Un ulteriore elemento di complessità macroeconomica per l’Europa è la crisi politica in Germania, con elezioni anticipate convocate da Scholz, in una situazione simile a quella francese, ancora priva di una soluzione strutturale. L’Europa sembra quella che più necessita di espansione monetaria: emerge interesse per le scadenze brevi dei titoli obbligazionari europei (da 1-3 fino a 5-7 anni), che potrebbero offrire valore in un contesto in cui la BCE potrebbe adattare il proprio approccio.

 

Michele De Michelis, Cfo di Frame Asset Management. Ha pagato la coerenza. Gli americani si sono trovati a dover scegliere tra due candidati pessimi e alla fine l’ha spuntata Trump che ha vinto per la sua coerenza nel perseverare.

La risposta dei mercati nell’immediato è stata abbastanza chiara: Trump è un Presidente che “scalerà” subito marcia e quindi, nonostante il forte deficit continuerà a surriscaldare l’economia (nello specifico, non l’economia dei servizi ma tutta quella che porta vantaggio diretto agli americani). Quindi via libera a dazi, deficit, spesa pubblica, America First con conseguente creazione di problemi al resto del mondo e in particolare all’ Europa. 

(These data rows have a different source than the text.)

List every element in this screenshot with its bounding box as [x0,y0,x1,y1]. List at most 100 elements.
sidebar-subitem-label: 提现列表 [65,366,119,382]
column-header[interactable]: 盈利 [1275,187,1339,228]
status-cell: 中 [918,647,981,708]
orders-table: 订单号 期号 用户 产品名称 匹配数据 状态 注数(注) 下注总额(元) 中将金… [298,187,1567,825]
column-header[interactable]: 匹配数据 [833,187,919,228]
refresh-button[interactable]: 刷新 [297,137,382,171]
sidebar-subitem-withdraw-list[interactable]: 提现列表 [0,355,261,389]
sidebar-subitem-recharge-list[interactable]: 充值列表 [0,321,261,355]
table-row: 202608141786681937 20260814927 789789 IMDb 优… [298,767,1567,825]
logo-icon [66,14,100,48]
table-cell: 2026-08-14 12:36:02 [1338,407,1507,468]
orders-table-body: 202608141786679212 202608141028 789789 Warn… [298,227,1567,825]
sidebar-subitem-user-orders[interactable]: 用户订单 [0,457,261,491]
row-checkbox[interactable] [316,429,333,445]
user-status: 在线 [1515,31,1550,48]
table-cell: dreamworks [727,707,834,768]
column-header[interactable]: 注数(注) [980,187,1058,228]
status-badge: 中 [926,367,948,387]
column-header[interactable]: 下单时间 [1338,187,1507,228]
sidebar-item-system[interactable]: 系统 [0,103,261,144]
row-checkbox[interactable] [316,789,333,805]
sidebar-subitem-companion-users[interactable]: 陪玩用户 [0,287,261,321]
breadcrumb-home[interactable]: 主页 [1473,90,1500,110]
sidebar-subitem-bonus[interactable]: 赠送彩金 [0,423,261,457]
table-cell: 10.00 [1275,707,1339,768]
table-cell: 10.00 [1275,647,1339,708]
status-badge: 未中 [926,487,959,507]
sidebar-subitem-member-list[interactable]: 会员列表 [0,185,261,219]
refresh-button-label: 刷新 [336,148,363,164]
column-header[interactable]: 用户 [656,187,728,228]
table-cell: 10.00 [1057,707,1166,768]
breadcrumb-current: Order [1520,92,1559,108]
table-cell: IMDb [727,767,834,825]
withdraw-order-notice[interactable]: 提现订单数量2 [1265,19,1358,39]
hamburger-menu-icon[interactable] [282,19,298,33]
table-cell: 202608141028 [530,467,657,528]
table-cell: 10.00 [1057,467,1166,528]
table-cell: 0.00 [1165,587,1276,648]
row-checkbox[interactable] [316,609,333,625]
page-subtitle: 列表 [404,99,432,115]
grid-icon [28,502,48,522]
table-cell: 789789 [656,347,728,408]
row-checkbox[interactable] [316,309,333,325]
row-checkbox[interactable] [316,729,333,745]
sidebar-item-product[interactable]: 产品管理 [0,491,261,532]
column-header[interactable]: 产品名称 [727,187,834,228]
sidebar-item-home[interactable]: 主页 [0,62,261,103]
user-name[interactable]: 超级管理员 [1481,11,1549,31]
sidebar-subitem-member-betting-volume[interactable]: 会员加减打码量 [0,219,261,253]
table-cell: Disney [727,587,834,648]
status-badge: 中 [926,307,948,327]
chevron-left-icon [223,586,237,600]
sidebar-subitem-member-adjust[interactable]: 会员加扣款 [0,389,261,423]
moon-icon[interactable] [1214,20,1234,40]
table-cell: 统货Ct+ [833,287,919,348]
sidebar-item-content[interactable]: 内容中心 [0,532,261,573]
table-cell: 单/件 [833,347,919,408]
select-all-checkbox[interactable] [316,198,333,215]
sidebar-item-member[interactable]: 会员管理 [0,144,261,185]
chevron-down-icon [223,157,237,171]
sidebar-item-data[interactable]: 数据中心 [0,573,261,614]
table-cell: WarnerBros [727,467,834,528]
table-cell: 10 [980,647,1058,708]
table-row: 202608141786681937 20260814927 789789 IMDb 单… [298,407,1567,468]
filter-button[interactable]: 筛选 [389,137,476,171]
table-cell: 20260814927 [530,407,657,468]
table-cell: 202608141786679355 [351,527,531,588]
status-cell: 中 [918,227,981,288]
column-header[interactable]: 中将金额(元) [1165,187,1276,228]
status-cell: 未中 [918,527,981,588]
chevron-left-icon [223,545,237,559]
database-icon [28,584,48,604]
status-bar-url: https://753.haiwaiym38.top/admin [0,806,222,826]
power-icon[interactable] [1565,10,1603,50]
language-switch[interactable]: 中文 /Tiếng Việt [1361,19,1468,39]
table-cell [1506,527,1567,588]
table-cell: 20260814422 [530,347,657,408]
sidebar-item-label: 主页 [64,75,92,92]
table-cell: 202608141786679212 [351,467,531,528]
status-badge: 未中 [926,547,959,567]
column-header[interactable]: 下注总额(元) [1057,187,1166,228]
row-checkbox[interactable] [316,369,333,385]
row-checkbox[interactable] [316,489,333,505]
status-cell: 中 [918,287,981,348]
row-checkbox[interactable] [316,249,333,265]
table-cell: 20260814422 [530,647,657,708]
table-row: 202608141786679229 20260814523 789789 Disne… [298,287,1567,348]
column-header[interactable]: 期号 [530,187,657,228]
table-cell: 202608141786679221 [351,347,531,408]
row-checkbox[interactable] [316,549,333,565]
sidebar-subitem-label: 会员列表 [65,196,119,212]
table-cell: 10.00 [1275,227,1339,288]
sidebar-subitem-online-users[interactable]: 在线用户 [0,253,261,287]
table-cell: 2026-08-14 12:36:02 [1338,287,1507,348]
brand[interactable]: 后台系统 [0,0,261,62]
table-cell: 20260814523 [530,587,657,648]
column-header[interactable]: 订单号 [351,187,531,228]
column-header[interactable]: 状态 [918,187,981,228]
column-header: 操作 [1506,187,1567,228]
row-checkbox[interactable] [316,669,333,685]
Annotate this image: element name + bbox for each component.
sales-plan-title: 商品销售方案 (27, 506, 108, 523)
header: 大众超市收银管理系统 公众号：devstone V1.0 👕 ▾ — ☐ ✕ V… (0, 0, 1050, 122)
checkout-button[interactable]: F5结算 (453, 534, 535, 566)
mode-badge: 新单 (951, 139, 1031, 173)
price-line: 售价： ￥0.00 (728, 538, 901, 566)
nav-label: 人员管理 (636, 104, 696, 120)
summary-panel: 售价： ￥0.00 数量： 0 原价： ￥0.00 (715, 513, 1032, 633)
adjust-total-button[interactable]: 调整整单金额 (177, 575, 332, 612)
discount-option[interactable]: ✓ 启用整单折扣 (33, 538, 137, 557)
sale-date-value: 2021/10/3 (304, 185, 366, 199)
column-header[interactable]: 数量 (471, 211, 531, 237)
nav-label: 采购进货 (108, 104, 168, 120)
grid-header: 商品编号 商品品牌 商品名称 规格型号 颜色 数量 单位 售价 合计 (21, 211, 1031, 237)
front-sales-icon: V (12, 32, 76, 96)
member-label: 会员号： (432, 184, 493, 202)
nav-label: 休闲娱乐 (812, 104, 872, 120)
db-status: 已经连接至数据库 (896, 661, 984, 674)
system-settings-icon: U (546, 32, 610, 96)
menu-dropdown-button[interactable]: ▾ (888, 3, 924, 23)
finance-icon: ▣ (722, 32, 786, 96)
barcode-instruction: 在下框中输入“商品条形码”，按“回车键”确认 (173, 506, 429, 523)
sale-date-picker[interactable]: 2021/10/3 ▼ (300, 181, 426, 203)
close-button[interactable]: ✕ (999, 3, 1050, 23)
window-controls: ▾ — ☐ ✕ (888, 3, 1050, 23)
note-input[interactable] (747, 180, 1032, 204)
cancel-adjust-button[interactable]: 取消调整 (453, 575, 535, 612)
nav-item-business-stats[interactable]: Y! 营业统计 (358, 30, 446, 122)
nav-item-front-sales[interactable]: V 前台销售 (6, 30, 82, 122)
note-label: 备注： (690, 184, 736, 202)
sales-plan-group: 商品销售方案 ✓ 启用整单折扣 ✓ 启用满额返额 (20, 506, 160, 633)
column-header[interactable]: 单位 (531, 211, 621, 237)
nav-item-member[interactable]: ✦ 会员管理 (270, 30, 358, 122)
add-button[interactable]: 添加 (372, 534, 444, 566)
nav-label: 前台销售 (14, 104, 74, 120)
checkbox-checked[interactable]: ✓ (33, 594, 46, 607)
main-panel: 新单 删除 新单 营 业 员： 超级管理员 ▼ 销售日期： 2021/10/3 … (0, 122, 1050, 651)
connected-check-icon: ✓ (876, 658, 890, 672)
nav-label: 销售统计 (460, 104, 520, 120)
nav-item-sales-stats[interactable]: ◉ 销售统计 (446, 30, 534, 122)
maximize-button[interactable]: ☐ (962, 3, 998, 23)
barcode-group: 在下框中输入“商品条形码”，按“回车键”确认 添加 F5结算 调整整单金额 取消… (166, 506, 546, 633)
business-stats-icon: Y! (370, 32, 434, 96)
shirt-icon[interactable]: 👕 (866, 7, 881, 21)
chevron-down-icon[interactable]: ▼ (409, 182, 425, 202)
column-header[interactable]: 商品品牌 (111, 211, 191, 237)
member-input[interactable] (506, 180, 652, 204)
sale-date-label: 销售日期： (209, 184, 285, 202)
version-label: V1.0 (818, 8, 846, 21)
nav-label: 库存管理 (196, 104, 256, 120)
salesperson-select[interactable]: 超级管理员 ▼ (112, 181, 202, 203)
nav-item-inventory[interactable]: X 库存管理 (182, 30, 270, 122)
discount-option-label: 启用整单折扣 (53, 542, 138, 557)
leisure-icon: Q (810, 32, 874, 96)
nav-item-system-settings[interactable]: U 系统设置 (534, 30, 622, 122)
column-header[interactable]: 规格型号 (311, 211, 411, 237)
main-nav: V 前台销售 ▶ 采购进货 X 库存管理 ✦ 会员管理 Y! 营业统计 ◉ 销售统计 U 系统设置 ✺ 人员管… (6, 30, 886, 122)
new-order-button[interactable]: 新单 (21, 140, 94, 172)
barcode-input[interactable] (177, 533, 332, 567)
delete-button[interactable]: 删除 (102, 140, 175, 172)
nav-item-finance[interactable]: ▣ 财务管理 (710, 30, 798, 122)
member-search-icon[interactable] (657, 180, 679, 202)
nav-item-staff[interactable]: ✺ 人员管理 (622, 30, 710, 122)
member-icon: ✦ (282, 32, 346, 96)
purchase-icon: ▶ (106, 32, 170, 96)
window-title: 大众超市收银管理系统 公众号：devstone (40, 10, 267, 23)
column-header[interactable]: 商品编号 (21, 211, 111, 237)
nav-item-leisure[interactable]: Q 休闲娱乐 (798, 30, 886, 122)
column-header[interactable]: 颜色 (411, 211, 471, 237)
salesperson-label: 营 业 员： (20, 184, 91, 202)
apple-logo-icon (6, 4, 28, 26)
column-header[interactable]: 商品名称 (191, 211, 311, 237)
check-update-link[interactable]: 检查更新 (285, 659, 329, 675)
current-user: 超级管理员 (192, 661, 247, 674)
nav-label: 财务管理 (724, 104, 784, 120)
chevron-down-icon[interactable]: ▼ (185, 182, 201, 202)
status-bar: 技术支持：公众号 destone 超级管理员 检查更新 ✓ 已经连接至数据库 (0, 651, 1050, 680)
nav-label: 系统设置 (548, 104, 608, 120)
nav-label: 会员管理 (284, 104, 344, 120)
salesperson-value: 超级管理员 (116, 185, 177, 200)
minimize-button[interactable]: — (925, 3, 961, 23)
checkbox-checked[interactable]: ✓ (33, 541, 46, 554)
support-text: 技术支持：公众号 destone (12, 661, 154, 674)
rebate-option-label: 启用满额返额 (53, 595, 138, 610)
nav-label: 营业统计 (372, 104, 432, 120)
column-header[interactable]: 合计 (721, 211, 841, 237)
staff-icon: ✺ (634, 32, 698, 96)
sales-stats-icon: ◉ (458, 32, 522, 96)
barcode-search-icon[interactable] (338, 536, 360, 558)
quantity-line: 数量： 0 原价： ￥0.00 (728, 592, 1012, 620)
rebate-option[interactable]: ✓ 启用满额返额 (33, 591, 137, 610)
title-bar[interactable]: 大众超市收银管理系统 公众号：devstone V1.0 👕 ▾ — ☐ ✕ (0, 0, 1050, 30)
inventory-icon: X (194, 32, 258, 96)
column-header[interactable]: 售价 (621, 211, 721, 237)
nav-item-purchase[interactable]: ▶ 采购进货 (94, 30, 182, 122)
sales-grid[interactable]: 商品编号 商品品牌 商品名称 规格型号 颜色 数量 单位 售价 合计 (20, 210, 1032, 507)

Mi auguro che la BCE si emancipi finalmente dalla Fed perché avremo purtroppo un ciclo economico completamente diverso: gli europei dovrebbero iniziare finalmente a guardare di più ad altri mercati come la Cina (occorre una stretegia) che sta facendo un piano enorme di rilancio interno e certamente dovranno abituarsi all’idea che saranno un po’ abbandonati dagli Usa , dovranno diventare “adulti” e smarcarsi dal blocco post guerra-fredda. Cambierà inevitabilmente anche lo scenario geopolitico con Trump, politico imprevedibile ma pragmatico. Cercherà di chiudere il prima possibile il conflitto in Ucraina Russia. 

La mia visione di portafoglio per i prossimi mesi: sovrappeso dell’ equity americano (non tanto le magnifiche 7 ma il Dow Jones e tutta l’industria che ha mercato negli Usa (bancari, piccole e medie imprese in primis) ,molto sottopesato equity europeo, Cina (in questo caso vale l’adagio “se non compri azioni sottovalutate e con un governo che le sostiene, quando comprerai?”) .La parte bond: crediamo che una reazione ci sia già stata, la paura è che questo surriscaldamento porti inflazione con la Fed che nel breve non credo potrà permettersi di alzare i tassi….il vero problema a tendere sarà la creazione di inflazione. 

Non dimentichiamo che gli effetti a lungo termine della deregulation hanno portato grossi problemi (inflazione, bolle, etc,). Sì ai bond USA di breve duration anche high yield Usa perché rendono di più e in un contesto come questo avranno vantaggi. Bond europei: sì a governativi corti e corporate di ottima qualità. Sì a Commodities industriali che possono avere un senso perché con Cina e in Usa in crescita le materie prime ne beneficeranno.